17.12.09

Nikah Mut'ah Disisi Islam

Sejak beberapa dekad yang lalu telah terjadi kesepakatan dikalangan ulama Sunni maupun Shiah bahwa Nikah Mut’ah adalah HALAL berdasarkan Firman Allah SWT :

“dan (diharamkan juga kamu mengawini) wanita yang bersuami, kecuali budak-budak yang kamu miliki (Allah telah menetapkan hukum itu) sebagai ketetapan-Nya atas kamu.

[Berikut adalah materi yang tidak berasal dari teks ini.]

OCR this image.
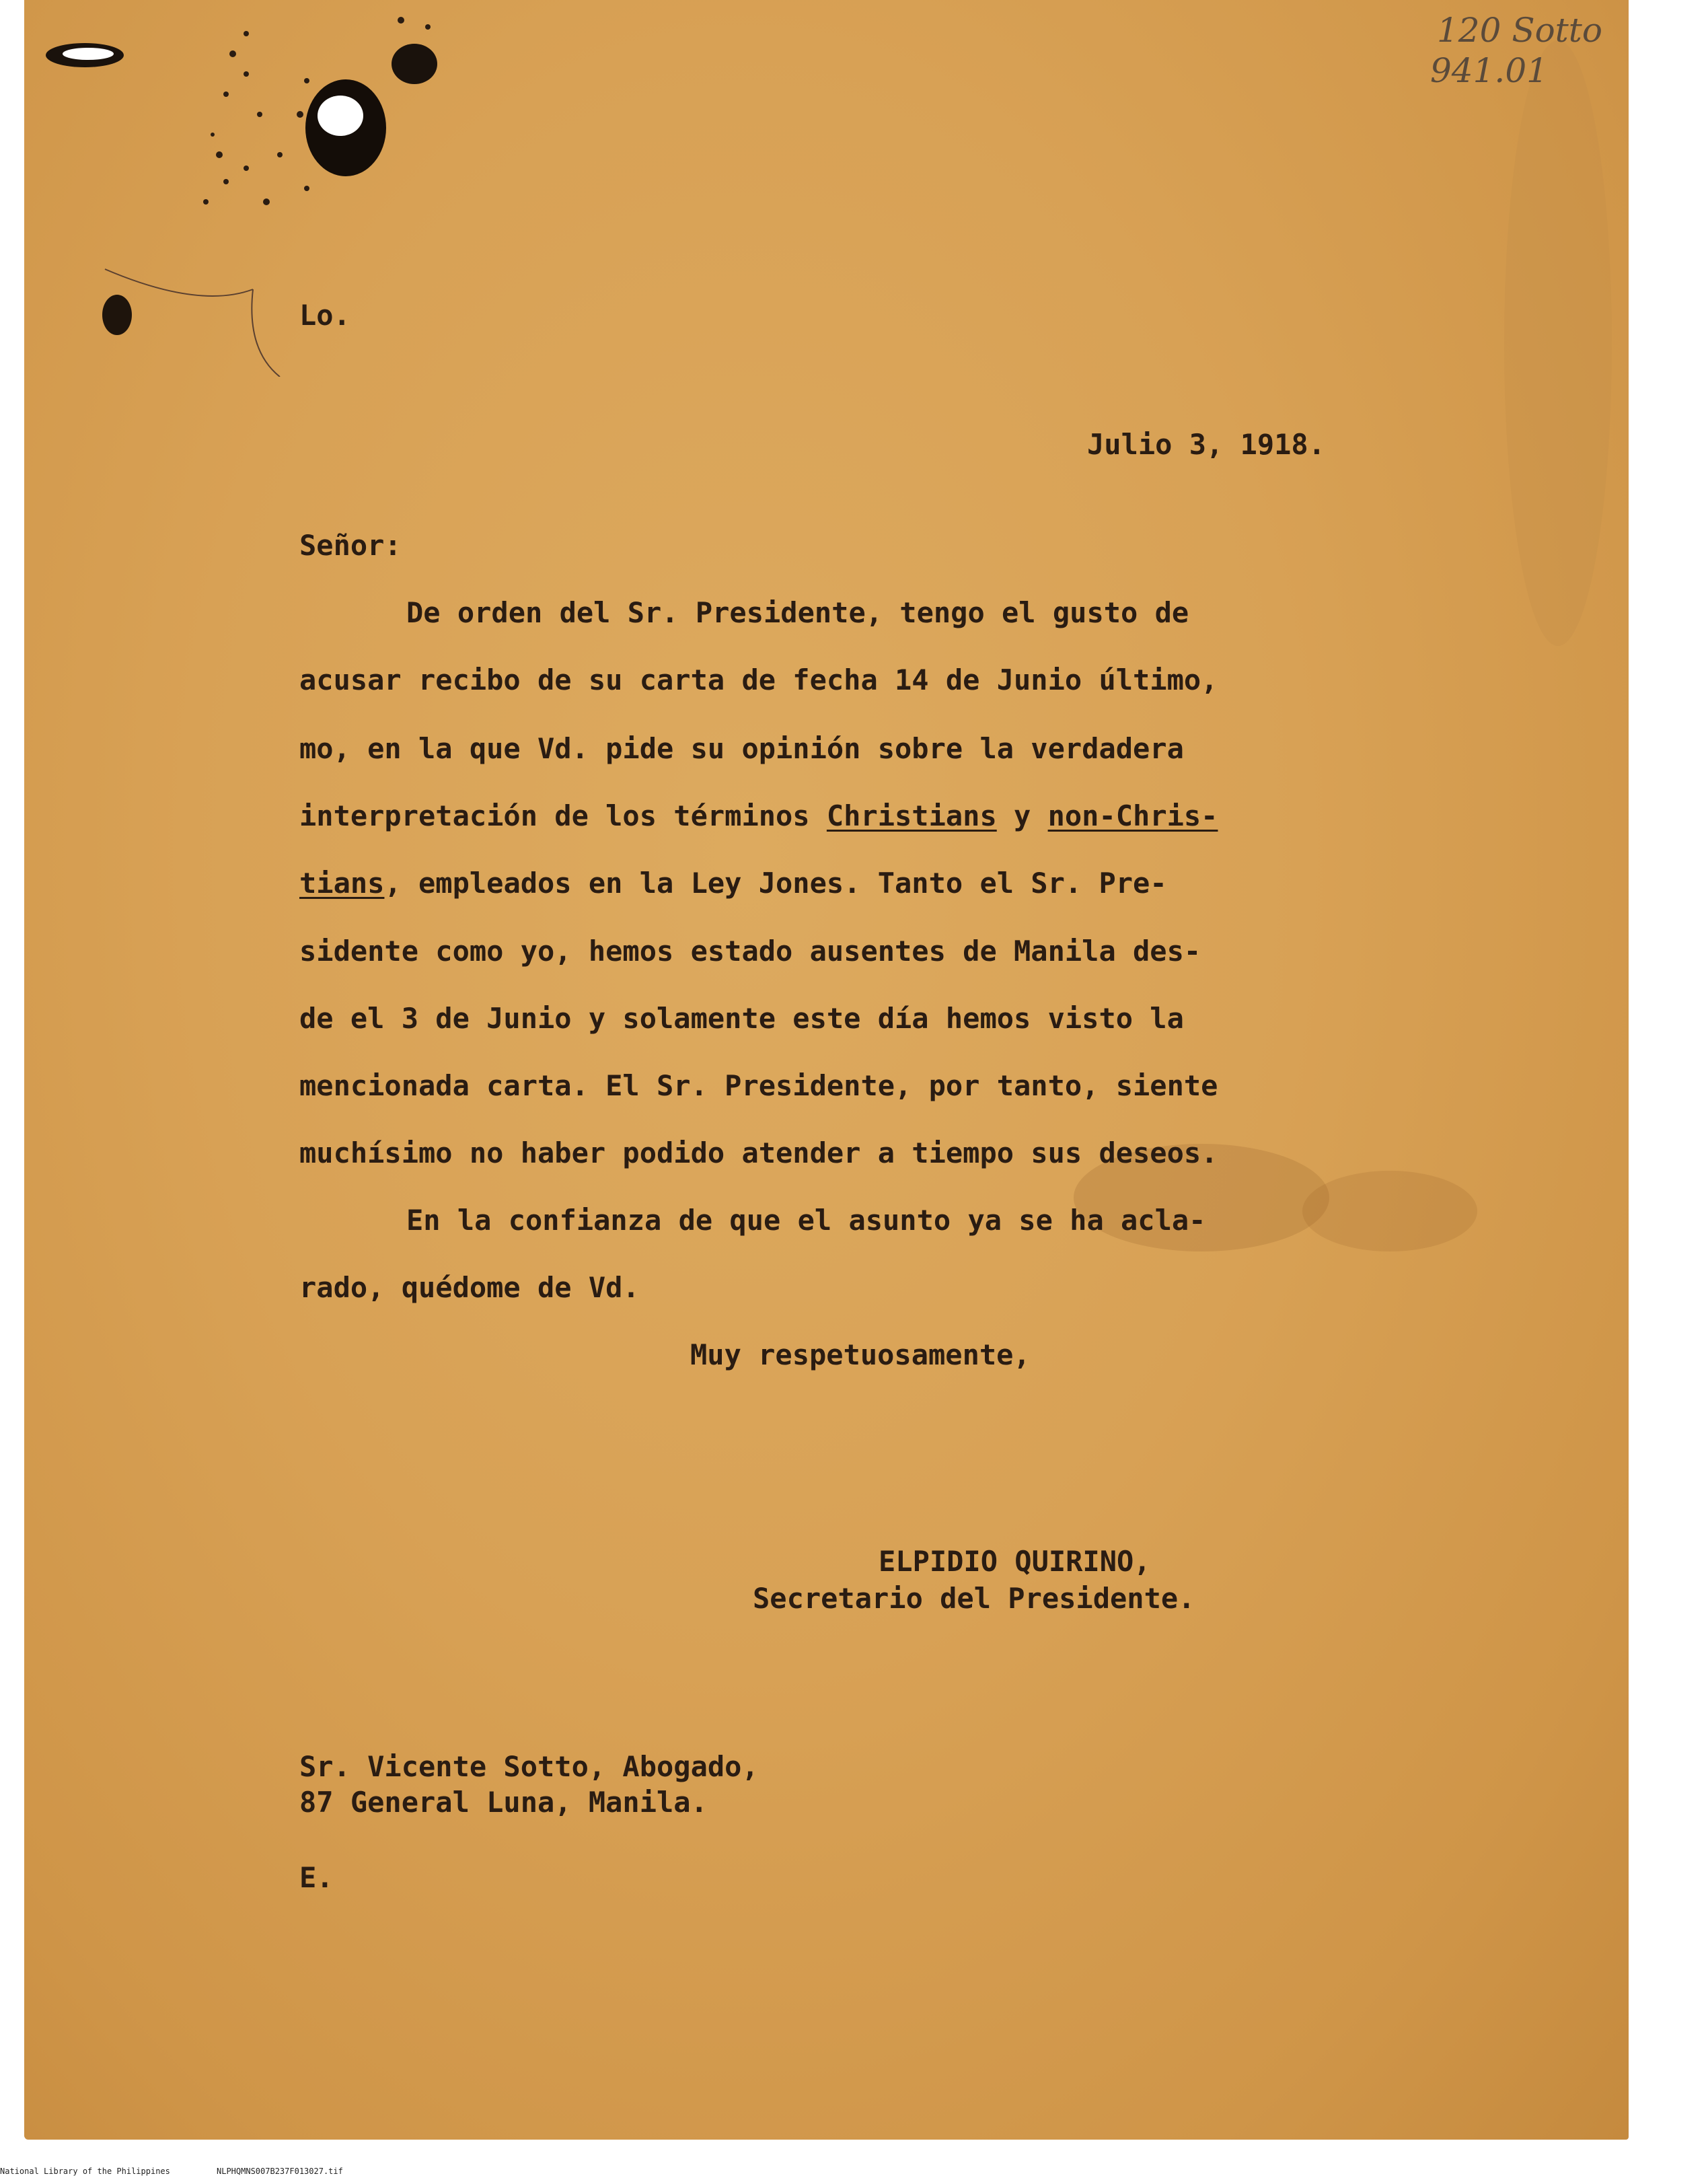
120 Sotto
941.01
Lo.
Julio 3, 1918.
Señor:
De orden del Sr. Presidente, tengo el gusto de
acusar recibo de su carta de fecha 14 de Junio último,
mo, en la que Vd. pide su opinión sobre la verdadera
interpretación de los términos Christians y non-Chris-
tians, empleados en la Ley Jones. Tanto el Sr. Pre-
sidente como yo, hemos estado ausentes de Manila des-
de el 3 de Junio y solamente este día hemos visto la
mencionada carta. El Sr. Presidente, por tanto, siente
muchísimo no haber podido atender a tiempo sus deseos.
En la confianza de que el asunto ya se ha acla-
rado, quédome de Vd.
Muy respetuosamente,
ELPIDIO QUIRINO,
Secretario del Presidente.
Sr. Vicente Sotto, Abogado,
87 General Luna, Manila.
E.
National Library of the Philippines	NLPHQMNS007B237F013027.tif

Dan dihalalkan bagi kamu selain yang demikian (yaitu) mencari isteri-isteri dengan hartamu untuk dikawini bukan untuk berzina. Maka isteri-isteri yang telah kamu ni`mati (campuri) di antara mereka, berikanlah kepada mereka maharnya (dengan sempurna), sebagai suatu kewajiban; dan tiadalah mengapa bagi kamu terhadap sesuatu yang kamu telah saling merelakannya, sesudah menentukan mahar itu. Sesungguhnya Allah Maha Mengetahui lagi Maha Bijaksana.”

(QS. An Nisa [4] : 24}

Tetapi kedua golongan Islam (Suni dan Shiah) tetap berbeda pendapat tentang PENGHARAMAN Nikah Mut’ah.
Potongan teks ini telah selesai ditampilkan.